The csv file is imported with powershell using this:
[threading.thread]::CurrentThread.CurrentCulture = 'en-US'
$wbpath=Join-Path "$psscriptroot" 'file.xlsx'
$importcsv=Join-Path "$psscriptroot" 'file.csv'
$xl = New-Object -ComObject Excel.Application
$xl.Visible = $false
$xl.Workbooks.OpenText($importcsv)
$xl.DisplayAlerts = $false
[threading.thread]::CurrentThread.CurrentCulture = 'en-US'
$xl.ActiveWorkbook.SaveAs($wbpath,51)
$xl.Quit()
while([System.Runtime.Interopservices.Marshal]::ReleaseComObject($xl)){'released'}
The
[threading.thread]::CurrentThread.CurrentCulture = 'en-US'
is necessary or i will get errors because my system locale is not us.
Thank you.
CSV Sample:
name1.name1.name1,"=20","=7,65","=20,01"
name2.name2.name2,"=20+10","=4,96+0,65","=20,01+10"
name3.name3.name3,"=20","=4,96+0,88","=21,01+11"
Sounds like you need to
a) Force the worksheet to calculate
b) If you're going to stick with en-US locale then you need to replace those commas with decimal points. That's the GB/US standard and how Excel will interpret decimals. I'd strongly advise however that you stick to the locale that your data is set up in.
(untested as I'm currently on a Mac)
[threading.thread]::CurrentThread.CurrentCulture = 'en-US'
$wbpath=Join-Path "$psscriptroot" 'file.xlsx'
$importcsv=Join-Path "$psscriptroot" 'file.csv'
$xl = New-Object -ComObject Excel.Application
$xl.Visible = $false
$wb = $xl.Workbooks.OpenText($importcsv)
$xl.DisplayAlerts = $false
[threading.thread]::CurrentThread.CurrentCulture = 'en-US'
$sh = $wb.Sheets.Item(1)
# loop through the used range and replace any commas with decimals
foreach ($cell in $sh.usedRange)
{
[string]$formula = $cell.formula
$formula -replace ',','.'
$cell.formula = $formula
}
# force the sheet to calculate
$sh.Calculate()
$xl.ActiveWorkbook.SaveAs($wbpath,51)
$xl.Quit()
while([System.Runtime.Interopservices.Marshal]::ReleaseComObject($xl)){'released'}
As with the previous answer, you have to account for locale; not all .csv files are the same formatting based on what country locale they were encoded in. While UTF is standard, in some respects CSV is a "legacy format", even if it's the most lightweight, simple way to transfer data using plaintext.

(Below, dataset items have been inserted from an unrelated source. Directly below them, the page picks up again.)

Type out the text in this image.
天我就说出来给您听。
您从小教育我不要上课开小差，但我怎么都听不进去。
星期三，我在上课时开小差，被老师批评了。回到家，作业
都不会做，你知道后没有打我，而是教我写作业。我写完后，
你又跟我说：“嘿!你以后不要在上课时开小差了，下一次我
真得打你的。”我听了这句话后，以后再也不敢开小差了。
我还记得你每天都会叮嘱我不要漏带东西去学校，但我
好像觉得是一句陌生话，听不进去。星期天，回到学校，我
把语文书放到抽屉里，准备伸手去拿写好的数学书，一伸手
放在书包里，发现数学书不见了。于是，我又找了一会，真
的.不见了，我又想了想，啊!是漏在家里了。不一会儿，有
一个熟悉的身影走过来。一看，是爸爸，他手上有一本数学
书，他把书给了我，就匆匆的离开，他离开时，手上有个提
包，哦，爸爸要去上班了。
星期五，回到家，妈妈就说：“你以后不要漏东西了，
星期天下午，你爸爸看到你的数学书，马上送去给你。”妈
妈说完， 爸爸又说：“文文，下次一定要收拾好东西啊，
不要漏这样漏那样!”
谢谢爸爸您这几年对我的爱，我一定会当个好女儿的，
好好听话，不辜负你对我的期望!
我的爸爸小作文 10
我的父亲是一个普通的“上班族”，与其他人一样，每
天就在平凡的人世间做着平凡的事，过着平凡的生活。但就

Sam already answered the majority of the difficult stuff, so I'll just add a few things. If you are making an automated solution and work with multiple countries, there's a few ways you can determine how it's encoded. You can go the more technically proficient route and implement a custom function similar to this one https://gist.github.com/jpoehls/2406504 or, because it's a CSV, you can make a decent guess since the most common encoding formats use different delimiters; I believe the one you are mentioning uses tabs as encoding.
I'll focus on the ones within Excel importing because those weren't mentioned. There's a fairly neat function in the Data tab that allows you to customize your import based on what delimiters it uses. In the third step when you press Advanced, it allows you to tell it which separator (comma or decimal) that the source data is using, and once you select that and press Finish, it will convert the result to whatever your locale is set to for Excel and properly evaluate functions. Example picture So, the workflow for this would be open a new Excel book, select Data > From Text and proceed from there. It will convert the text from the locale you choose (in your case 1252 is likely) into whatever decimal format you specify.